Burdened with an adversarial mad-cap adviser (Dominic Cummings) who is seen as the real prime minister, Johnson has struggled to do a negotiated deal with Europe to deliver Brexit. Relations between the UK and the EU’s principal Brexit negotiator, Michel Barnier, are positively fraught right now. Moreover, Johnson’s plan to do a quick trade deal with the U.S. has been torpedoed by Democratic U.S. Speaker of the House of Representatives Nancy Pelosi, who does not like his signaled plan to undermine the Good Friday Agreement in Northern Ireland.
Johnson, too, is haunted by London’s reputation as the welcoming home for Russia’s laundered dirty money.

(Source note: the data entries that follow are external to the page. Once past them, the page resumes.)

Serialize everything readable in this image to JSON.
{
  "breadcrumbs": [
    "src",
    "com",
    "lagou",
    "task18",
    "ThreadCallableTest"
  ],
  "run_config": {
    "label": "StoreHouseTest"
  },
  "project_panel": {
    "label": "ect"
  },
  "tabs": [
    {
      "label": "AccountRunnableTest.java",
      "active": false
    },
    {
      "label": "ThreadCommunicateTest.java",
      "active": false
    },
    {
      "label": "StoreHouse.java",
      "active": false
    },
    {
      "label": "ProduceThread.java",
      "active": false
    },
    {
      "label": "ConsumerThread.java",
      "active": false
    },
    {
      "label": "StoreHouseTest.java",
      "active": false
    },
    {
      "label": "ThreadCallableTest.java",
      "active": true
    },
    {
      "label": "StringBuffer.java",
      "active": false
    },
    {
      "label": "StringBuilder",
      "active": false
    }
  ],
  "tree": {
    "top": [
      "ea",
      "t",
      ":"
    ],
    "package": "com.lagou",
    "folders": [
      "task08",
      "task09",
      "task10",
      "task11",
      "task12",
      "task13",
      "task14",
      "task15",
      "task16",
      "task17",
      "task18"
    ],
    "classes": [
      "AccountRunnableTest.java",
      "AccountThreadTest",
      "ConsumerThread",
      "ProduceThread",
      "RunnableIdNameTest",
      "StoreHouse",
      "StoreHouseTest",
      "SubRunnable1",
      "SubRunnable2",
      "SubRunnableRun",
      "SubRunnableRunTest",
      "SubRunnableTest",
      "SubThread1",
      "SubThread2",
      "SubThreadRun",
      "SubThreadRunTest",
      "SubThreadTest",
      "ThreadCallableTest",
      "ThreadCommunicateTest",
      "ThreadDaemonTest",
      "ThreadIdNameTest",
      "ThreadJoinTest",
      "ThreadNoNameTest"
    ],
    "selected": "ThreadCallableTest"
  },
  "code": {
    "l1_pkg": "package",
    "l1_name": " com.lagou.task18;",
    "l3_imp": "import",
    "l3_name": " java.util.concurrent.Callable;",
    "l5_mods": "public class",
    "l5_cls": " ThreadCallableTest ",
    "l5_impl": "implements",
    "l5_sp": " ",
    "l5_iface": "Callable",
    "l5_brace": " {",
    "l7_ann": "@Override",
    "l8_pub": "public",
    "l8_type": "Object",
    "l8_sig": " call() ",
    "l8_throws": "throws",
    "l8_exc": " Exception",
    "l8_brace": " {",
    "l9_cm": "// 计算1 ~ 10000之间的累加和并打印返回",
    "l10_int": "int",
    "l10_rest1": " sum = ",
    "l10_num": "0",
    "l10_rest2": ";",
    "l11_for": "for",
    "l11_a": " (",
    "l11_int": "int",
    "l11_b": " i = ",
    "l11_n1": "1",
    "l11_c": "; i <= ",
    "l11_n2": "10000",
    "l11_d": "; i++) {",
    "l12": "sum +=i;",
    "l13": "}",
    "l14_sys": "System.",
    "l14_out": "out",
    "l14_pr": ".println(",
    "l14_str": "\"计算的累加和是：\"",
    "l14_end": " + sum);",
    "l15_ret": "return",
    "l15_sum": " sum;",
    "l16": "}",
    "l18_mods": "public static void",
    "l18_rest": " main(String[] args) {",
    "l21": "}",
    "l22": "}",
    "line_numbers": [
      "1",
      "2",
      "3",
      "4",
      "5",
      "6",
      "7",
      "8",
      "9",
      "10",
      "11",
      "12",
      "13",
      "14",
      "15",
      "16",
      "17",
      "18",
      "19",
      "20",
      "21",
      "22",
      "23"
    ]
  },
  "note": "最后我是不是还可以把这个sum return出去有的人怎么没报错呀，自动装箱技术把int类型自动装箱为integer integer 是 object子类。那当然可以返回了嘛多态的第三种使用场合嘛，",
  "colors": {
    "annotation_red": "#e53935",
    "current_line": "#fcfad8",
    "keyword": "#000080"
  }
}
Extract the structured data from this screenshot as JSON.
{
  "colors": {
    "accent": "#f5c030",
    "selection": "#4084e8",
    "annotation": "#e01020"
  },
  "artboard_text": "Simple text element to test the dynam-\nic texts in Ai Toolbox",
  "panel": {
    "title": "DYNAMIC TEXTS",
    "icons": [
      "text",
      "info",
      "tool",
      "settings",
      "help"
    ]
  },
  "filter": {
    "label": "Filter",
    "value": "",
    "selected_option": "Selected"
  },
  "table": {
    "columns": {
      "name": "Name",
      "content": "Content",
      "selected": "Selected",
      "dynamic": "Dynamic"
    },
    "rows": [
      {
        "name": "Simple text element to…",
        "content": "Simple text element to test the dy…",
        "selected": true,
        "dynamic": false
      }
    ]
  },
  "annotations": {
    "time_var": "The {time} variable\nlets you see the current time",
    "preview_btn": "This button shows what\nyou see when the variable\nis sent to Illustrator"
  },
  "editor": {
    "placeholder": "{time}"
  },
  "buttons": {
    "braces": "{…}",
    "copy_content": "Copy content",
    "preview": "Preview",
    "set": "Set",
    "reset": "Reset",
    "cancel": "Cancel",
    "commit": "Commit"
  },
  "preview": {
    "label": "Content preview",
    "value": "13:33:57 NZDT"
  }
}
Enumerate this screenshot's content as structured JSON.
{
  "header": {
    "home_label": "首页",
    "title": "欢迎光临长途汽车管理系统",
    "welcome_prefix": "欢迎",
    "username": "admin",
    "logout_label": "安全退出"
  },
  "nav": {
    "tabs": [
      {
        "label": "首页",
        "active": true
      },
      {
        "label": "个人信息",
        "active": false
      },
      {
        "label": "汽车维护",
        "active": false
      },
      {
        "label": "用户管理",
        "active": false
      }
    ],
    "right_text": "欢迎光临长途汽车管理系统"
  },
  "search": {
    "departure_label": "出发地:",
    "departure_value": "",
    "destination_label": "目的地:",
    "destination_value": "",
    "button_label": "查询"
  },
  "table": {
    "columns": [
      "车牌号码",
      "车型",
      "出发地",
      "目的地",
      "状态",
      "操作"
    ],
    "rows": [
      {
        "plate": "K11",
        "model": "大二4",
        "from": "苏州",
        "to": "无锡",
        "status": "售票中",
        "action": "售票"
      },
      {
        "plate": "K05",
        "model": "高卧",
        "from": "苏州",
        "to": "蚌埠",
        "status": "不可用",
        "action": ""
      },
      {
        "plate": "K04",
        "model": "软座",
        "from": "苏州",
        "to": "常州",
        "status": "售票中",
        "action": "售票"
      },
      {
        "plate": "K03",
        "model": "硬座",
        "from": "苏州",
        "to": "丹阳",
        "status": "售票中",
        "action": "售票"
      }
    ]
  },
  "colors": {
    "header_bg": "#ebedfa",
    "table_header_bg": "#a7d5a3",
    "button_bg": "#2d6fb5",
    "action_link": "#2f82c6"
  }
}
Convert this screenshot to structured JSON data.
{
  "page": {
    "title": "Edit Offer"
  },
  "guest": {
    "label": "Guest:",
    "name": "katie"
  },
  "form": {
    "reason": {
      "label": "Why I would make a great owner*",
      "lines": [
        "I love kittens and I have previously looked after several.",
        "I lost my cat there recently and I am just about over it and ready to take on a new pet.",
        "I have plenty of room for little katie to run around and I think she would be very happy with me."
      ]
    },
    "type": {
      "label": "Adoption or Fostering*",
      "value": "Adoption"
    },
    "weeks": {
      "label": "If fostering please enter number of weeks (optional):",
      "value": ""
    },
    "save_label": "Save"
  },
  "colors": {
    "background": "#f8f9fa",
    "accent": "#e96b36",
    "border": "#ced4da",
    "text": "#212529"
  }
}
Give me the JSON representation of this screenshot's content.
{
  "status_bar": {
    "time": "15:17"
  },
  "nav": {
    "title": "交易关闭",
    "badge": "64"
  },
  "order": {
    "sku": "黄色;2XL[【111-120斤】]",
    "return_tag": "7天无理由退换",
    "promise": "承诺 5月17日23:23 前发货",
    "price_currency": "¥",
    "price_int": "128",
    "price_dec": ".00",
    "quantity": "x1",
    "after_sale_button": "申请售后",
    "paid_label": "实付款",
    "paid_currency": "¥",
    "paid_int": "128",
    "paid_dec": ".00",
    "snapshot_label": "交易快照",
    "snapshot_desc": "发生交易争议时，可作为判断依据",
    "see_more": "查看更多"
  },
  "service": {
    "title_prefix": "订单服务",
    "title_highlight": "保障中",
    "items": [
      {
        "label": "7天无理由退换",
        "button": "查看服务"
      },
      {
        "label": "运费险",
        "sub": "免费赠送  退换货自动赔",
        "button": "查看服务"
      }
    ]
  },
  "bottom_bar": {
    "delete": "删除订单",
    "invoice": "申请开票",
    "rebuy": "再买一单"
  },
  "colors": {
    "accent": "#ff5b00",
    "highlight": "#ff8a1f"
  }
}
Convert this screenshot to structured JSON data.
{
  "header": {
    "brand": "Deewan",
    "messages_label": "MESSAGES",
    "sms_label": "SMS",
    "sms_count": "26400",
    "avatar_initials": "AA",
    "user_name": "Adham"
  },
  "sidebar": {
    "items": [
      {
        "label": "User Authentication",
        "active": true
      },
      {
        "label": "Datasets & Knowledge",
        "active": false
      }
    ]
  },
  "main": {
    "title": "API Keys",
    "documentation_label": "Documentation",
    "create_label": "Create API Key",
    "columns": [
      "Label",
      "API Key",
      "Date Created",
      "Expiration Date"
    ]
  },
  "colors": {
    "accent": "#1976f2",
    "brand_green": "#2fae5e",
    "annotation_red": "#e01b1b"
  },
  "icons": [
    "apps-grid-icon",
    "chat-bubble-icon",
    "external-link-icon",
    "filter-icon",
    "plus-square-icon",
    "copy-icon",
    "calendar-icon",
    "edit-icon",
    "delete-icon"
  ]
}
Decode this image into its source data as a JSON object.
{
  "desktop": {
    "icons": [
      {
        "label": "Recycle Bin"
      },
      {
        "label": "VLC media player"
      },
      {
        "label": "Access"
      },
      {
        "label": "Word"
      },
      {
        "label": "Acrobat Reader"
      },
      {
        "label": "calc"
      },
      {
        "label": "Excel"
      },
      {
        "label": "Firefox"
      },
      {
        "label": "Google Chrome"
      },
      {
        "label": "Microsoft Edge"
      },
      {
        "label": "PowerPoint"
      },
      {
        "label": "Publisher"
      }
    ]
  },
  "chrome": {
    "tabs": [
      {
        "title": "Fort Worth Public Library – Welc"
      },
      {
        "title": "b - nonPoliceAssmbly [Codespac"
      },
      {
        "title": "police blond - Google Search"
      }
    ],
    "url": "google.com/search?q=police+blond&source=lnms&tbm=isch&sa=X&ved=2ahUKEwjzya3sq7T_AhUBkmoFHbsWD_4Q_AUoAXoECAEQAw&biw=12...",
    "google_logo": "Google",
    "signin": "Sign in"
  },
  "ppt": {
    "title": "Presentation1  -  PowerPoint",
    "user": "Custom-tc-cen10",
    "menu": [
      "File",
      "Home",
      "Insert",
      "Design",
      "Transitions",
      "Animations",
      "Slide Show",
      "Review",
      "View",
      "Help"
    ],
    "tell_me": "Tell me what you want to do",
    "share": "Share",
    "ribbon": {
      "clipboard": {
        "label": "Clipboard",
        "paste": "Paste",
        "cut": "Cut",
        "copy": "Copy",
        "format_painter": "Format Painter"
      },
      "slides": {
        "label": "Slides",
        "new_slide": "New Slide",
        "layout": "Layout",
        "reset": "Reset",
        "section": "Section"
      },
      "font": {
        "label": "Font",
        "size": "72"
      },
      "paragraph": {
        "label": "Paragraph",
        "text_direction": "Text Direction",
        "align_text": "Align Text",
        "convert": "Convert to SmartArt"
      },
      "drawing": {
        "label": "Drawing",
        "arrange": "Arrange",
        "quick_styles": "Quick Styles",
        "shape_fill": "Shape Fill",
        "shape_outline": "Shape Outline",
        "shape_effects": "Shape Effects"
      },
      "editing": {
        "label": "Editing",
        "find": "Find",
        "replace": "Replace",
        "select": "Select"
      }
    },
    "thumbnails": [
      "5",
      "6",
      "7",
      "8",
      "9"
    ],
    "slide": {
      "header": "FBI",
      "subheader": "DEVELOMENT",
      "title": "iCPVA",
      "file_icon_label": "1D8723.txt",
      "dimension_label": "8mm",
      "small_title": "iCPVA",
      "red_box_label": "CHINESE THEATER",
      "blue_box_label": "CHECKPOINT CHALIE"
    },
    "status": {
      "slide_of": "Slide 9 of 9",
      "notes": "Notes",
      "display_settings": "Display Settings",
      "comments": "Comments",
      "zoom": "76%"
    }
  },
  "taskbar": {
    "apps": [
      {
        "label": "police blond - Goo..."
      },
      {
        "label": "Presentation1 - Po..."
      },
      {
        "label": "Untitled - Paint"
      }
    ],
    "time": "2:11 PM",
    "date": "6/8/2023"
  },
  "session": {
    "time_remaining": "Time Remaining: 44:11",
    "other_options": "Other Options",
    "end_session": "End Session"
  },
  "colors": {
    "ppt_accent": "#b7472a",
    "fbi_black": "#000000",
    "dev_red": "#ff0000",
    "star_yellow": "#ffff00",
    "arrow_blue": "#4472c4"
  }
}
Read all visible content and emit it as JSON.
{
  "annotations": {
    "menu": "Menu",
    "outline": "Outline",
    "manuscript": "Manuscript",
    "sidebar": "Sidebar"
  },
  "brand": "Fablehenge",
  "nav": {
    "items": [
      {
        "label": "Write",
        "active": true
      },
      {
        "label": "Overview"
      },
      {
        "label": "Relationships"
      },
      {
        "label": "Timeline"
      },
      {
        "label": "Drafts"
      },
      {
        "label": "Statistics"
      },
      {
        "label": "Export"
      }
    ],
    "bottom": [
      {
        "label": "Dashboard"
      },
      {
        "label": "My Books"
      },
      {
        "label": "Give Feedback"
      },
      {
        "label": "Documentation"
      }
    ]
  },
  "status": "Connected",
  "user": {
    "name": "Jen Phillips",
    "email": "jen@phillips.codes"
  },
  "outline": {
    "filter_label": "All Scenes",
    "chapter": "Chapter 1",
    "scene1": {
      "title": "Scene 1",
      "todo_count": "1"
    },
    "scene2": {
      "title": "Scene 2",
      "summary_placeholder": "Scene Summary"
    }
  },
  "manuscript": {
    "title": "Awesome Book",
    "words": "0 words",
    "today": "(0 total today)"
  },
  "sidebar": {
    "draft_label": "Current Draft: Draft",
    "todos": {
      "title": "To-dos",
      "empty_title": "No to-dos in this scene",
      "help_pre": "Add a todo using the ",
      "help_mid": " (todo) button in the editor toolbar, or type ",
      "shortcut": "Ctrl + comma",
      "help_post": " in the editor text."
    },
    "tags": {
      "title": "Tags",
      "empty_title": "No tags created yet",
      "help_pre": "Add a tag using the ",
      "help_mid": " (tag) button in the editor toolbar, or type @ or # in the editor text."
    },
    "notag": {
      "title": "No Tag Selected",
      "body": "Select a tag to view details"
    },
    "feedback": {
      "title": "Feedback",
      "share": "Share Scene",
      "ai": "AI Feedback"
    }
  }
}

Indeed, the British establishment was aghast during the summer when Johnson had the media owner Evgeny Lebedev, the son of a KGB officer, made a Lord of the realm.
It is odd then that Johnson now has been touting China as a champion of, well, the climate!
Just last week Chinese President Xi Jinping said his country (the world's top polluter) aims to become carbon neutral before 2060. The pledge increases the prospect that the COP26 climate summit next November in Glasgow will be a success — which will be a good photo opp for Johnson on the world stage for his “Global Britain” strategy.
Nick Mabey, CEO of think tank E3G, claims a successful summit would allow Johnson to demonstrate “that Britain has not destroyed all of its geopolitical influence through Brexit.”
Of course, any port in a storm and Johnson is happy to take advantage of the momentum provided by Xi. “What a fantastic thing it is,” he told a U.N. roundtable a few days after China’s move.
Well, indeed. But there is a long way to go between now and November as many in his own party will observe.